VON LINTEL GALLERY

Sunday, March 15, 2015

Farrah Karapetian and the concert that never was at Von Lintel Gallery in Los Angeles | theartblog.org review


By chip schwartz


February 26, 2015
[Chip draws parallels between David Lynch and a ghostly show of photograms, which he saw while visiting Los Angeles. — the artblog editors]

“No hay banda! There is no band.” Amid the rippled, red “curtains” slung across the rear of Von Lintel Gallery, we find ourselves as the audience for a performance devoid of motion and sound, yet the voice from David Lynch’s “Mulholland Drive” cuts through loud and clear. “This is all…a tape recording,” says the host from Club Silencio; or rather a “treacherous image,” as the case may be.

Silent music

Artist Farrah Karapetian’s first solo show at the Los Angeles gallery is all but an illusion. Karapetian is someone who works primarily in sometimes representational photograms, and this particular exhibition is inhabited by images hailing from the vocabulary of music and theater. These staged, temporal art forms are very distinct disciplines in their own right, and ones that would not appear to translate well to still images, especially those dependent on long exposures.

In Stagecraft, we encounter life-size drums, horns, and microphones, and yet, not only are they silent, they are not there at all. By capturing these phantoms with the help of camera-less photographic stills, Karapetian carefully directs a show that maintains itself only through the power of suggestion. This parallel with music’s innate ability to communicate through abstract patterns, and drama’s capacity to weave complex scenarios from speech and gesture, only becomes more apparent as I spend more time with these fixed replicas.



Initially, the reverse silhouettes seem straightforward. Each image is layered and bright, with the whitish instruments and occasional musicians contrasted against a murky background of negative space. There are images of cymbals tilted above the toms of a drum kit submerged in an amber glow; the tall yellow portrait of a guitar resting upright; and an orange saxophone bleeding through a darkness that threatens to overtake it and the entire frame.

Growing curiosity


But what of some of the details here? How could Karapetian capture the texture of brass cymbals and all of the lugs and tension rods of the opaque drums with this process dependent on light and transparency? Orchestration, of course–and not of the musical notation variety.


Karapetian’s unusual orchestration

In a side room, we find a fully assembled drum kit bathed in white light.
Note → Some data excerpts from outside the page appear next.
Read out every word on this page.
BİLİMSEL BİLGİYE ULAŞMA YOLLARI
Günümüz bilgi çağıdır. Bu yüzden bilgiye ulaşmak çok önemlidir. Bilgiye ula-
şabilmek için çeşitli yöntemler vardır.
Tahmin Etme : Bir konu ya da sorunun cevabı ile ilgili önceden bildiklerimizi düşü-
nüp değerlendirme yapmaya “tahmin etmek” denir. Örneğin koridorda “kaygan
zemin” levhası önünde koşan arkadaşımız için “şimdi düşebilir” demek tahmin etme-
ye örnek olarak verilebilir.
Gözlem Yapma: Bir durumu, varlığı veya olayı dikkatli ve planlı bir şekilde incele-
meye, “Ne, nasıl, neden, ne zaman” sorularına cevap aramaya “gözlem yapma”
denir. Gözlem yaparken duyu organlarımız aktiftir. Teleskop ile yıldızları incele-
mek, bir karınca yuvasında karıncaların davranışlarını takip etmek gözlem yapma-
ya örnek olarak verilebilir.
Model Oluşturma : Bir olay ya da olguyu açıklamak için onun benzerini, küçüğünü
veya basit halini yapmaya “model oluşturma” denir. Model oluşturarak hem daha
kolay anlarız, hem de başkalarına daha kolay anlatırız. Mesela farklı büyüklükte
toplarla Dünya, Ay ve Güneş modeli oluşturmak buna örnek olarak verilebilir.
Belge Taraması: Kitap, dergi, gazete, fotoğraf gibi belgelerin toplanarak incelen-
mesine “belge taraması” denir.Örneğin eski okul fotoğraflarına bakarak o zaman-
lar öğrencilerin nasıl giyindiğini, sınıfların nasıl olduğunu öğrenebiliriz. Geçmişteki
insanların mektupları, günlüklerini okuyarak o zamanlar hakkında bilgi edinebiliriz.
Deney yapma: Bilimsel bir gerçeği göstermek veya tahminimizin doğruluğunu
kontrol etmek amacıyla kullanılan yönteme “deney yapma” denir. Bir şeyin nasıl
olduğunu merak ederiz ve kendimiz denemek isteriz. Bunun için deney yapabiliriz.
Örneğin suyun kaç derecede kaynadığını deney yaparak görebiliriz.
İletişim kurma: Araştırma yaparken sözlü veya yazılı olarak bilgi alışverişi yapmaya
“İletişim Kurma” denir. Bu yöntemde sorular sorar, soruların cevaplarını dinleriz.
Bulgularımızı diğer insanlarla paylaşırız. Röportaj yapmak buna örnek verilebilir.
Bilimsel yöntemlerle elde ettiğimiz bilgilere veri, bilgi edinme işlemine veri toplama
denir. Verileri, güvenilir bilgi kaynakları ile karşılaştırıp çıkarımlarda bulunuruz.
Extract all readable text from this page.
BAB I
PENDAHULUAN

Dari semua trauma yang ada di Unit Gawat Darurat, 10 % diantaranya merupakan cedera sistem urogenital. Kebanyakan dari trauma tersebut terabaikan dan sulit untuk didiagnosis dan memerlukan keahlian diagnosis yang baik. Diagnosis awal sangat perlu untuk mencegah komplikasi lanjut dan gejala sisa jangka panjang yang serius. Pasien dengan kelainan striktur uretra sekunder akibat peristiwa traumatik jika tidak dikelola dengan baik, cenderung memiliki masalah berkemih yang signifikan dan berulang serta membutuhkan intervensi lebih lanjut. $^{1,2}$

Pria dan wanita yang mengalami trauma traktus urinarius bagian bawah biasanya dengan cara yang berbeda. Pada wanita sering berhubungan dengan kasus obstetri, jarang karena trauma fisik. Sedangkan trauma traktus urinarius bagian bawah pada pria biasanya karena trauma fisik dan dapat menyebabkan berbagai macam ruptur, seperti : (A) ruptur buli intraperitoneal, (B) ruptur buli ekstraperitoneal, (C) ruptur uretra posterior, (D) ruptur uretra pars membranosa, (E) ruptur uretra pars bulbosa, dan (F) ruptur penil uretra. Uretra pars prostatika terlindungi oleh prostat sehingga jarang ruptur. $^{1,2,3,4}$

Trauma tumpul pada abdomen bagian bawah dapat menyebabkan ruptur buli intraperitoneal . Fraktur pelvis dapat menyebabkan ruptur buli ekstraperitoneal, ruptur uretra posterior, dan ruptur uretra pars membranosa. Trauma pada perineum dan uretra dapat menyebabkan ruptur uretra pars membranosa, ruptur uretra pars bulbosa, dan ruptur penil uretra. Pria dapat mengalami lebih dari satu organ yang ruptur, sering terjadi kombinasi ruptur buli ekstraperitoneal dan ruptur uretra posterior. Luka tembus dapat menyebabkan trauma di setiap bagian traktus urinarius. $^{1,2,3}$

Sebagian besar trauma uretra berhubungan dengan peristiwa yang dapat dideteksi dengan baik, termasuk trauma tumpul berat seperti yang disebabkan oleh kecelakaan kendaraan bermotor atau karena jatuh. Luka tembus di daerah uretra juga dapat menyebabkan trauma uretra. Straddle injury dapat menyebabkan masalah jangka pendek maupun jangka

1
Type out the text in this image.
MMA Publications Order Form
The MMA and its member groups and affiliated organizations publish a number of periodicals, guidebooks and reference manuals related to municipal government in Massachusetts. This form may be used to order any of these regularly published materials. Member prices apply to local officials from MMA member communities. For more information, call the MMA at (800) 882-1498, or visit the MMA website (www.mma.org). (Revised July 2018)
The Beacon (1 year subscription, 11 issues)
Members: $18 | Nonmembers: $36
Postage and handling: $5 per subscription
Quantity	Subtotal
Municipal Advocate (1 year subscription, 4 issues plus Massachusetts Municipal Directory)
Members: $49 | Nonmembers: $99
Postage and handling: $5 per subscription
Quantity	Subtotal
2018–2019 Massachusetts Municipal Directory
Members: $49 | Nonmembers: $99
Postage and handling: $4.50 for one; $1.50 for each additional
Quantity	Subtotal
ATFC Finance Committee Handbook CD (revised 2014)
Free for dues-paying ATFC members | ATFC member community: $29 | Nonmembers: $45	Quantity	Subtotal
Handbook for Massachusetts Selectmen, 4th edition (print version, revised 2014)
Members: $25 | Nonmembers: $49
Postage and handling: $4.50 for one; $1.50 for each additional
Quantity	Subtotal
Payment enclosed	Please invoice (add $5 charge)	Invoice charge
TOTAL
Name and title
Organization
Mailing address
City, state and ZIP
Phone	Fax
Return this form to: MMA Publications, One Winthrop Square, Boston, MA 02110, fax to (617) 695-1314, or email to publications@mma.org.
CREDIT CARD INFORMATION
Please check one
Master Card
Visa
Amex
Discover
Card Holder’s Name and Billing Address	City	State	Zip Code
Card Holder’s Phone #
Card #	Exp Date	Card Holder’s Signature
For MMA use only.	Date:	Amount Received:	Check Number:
Entitled “In the Wake of Sound; In the Break of Sound,” this instrument is not what it first appears to be. Incapable of being played like an actual drum kit, this setup is really just an elaborate prop used by Karapetian to produce her photograms, or a Dadaist romp to recall Man Ray’s “rayograms”.


The drums themselves are merely skeletons, hollow outlines of hardware without their wooden shells or heads. As for the cymbals, they are fabricated from glass. Although not particularly conducive to striking with a stick, these see-through cymbals are perfect for exposing in front of light-sensitive chromogenic sheets. This chemical process ultimately recreates each non-instrument in such a way that its two-dimensional shape is instantly recognizable as the thing itself, despite the fact that many of them are more model than machine.


As if shedding light on both the process and static performance at play here, Karapetian also includes a series of three images whose subject is the spotlight. This focused beam of light, used on stages to draw audience attention and illuminate specific parts of the action, is precisely what the artist’s misdirection is all about. By carefully staging scenes ahead of and during exposure of the photograms, Karapetian provides the minimum amount of information necessary for her viewers to see–and possibly hear–a band. Add to this a little suspension of disbelief, and the result is a directorial montage not quite live-action theater and not quite film.


 One of the most purely abstract images here is a quietly dissolving trombone lost in an icy haze of immateriality. In “Blow Cold,” we find the horn almost completely obscured by a heavily exposed swath of white that nearly washes out the curve of its bell. This disappearing act manages to anchor us somewhere outside the farce and lets us peer in from afar, perhaps seeing these images for what they are, as opposed to what they represent.

From this almost voyeuristic standpoint, we naturally turn back to Lynch. In the world of “Mulholland Drive,” we attend a concert with no musicians, and our notions of authenticity come under assault. Farrah Karapetian’s Stagecraft is little more than a trick of light and chemistry, but in a way, so is everything we see.